Die Samtene Revolution begann am 17. November mit einer Studentendemonstration zur Erinnerung an Jan Opletal. Dieser war 1939 bei Protesten gegen die Nazi-Besatzung erschossen worden. Mit welchen Erwartungen sind Sie im Jahr 1989 in die Albertov-Straße gegangen?
„Meine Mutter wollte nicht allein hingehen, deshalb sollten wir mit. Es war eine Demonstration, die vom Jugendverband SSM einberufen wurde. Allerdings muss ich sagen, die Einladung kam nicht nur von offizieller Seite. Wir waren in der Albertov-Straße, und schon da sah es nicht nach einer normalen öffentlichen Veranstaltung aus. Wir sind anschließend auf den Friedhof auf Vyšehrad gegangen. Es war ganz kalt, dort hat es angefangen zu schneien. Nach einer Rede am Grab von Karel Hynek Mácha wurde entschieden, dass es weitergeht. Dann sind wir der Menge einfach bis unten zum botanischen Garten gefolgt. Dort war die Straße gesperrt, man musste umdrehen. Einige gingen weiter am Moldau-Kai entlang bis zum Nationaltheater und in die Národní třída (Nationalstraße Anm. d. Red.).“
Waren Sie dort, als die Polizei hart gegen die Studenten vorgegangen ist?
„Ja, wir waren da eigentlich eingesperrt. Da kam es zu einer ganz speziellen Situation: Meine Familie war davor schon oft bei Demonstrationen. Wir wussten also, wie wir uns benehmen mussten. Der Instinkt war da, wie man sich in der Masse bewegen soll. Wir beobachteten, was die Polizisten taten, und wussten dann, wie wir uns aus den Zusammenstößen raus halten sollten. Deswegen waren wir überrascht davon, was dort passiert ist. Wir wurden von den Polizisten eingeschlossen. Und dann wurden wir von den Sicherheitskräften zusammengepresst, weshalb sich die Masse verdichten musste. Das war beängstigend. Ich wurde an ein Auto gedrückt. Dort bin ich rauf- und auf der anderen Seite wieder runtergesprungen. Dann bin ich in einen Durchgang im Kaňka-Haus gelaufen. Die Polizisten haben dort eine enge Gasse gebildet und die Leute geschlagen. Ich hatte Glück, dass ich nicht getroffen wurde.
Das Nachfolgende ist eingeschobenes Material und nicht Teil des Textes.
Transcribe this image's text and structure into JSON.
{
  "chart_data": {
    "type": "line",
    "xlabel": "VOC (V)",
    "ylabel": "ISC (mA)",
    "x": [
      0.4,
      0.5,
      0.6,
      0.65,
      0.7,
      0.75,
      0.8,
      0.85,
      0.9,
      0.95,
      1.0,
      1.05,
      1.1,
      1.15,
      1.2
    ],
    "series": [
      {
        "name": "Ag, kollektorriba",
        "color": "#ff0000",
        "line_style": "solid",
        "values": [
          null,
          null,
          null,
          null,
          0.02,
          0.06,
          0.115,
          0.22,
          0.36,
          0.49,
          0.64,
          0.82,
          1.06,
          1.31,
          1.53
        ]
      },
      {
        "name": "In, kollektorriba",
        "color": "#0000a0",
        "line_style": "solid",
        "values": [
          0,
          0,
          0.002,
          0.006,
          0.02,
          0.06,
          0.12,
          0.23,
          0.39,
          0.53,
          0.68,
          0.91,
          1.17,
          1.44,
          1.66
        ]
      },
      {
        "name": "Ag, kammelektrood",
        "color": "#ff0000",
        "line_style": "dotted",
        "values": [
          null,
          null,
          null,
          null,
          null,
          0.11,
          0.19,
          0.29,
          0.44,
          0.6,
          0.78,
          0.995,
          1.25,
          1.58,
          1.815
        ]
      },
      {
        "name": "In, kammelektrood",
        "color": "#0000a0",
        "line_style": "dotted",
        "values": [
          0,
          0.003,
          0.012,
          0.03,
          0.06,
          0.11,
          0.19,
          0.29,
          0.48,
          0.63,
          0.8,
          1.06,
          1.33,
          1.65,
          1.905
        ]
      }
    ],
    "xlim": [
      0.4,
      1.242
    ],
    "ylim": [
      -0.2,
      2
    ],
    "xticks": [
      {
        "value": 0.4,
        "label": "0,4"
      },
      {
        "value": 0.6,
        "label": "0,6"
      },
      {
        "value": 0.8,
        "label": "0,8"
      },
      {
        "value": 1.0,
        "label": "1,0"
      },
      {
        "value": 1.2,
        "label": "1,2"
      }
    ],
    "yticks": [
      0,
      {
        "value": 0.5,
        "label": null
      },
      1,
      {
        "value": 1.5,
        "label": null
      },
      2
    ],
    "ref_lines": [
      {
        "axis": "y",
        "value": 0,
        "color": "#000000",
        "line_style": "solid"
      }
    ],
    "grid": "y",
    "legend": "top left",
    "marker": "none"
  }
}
Andere waren da schlechter dran.“
„Dann wurden wir von den Sicherheitskräften zusammengepresst, weshalb sich die Masse verdichten musste. Das war beängstigend.“
Als Reaktion auf die Gewalt haben die Hochschulen am Montag einen Streik ausgerufen. Sie waren Mitglied des Streikausschusses an der Philosophischen Fakultät der Karlsuniversität. Wie hat sich der Ausschuss konstituiert?
„Es ging auf mehreren Linien, unabhängig. Manche Leute haben schon am Samstag etwas organisiert. Am Sonntag gab es eine Demo auf dem Wenzelsplatz, nach der wir ins Studentenwohnheim Hvězda gegangen sind. Dort wurde schon geplant, wer Mitglied des Streikkomitees sein möchte. Dann kamen wir am Montag zur Uni und es ging los.“
Was war die Aufgabe des Streikkomitees? Wie wurde seine Arbeit organisiert?
„Es war teilweise Chaos, weil man immer auf neue Geschehnisse reagieren musste. Aber andererseits war das ein Kollektiv, das gut zusammenarbeitete. Das lässt sich wirklich mit der Parole der Französischen Revolution beschreiben. Es war Freiheit, denn wir konnten vieles tun, was wir zuvor nie hätten tun können. Es war Brüderlichkeit in dem Sinne, dass wir wirklich geschlossen handelten. Das hat auch bei unserem Treffen jetzt nach dreißig Jahren funktioniert. Und dann gab es noch die Gleichheit: Wenn jemand etwas machen sollte, dann hat er das gemacht, es gab keine Unterschiede.“
Wie war damals die Kommunikation zwischen den Studenten, die etwas ändern wollten, und den Professoren? Haben die Lehrkräfte Sie unterstützt, oder gab es Konflikte?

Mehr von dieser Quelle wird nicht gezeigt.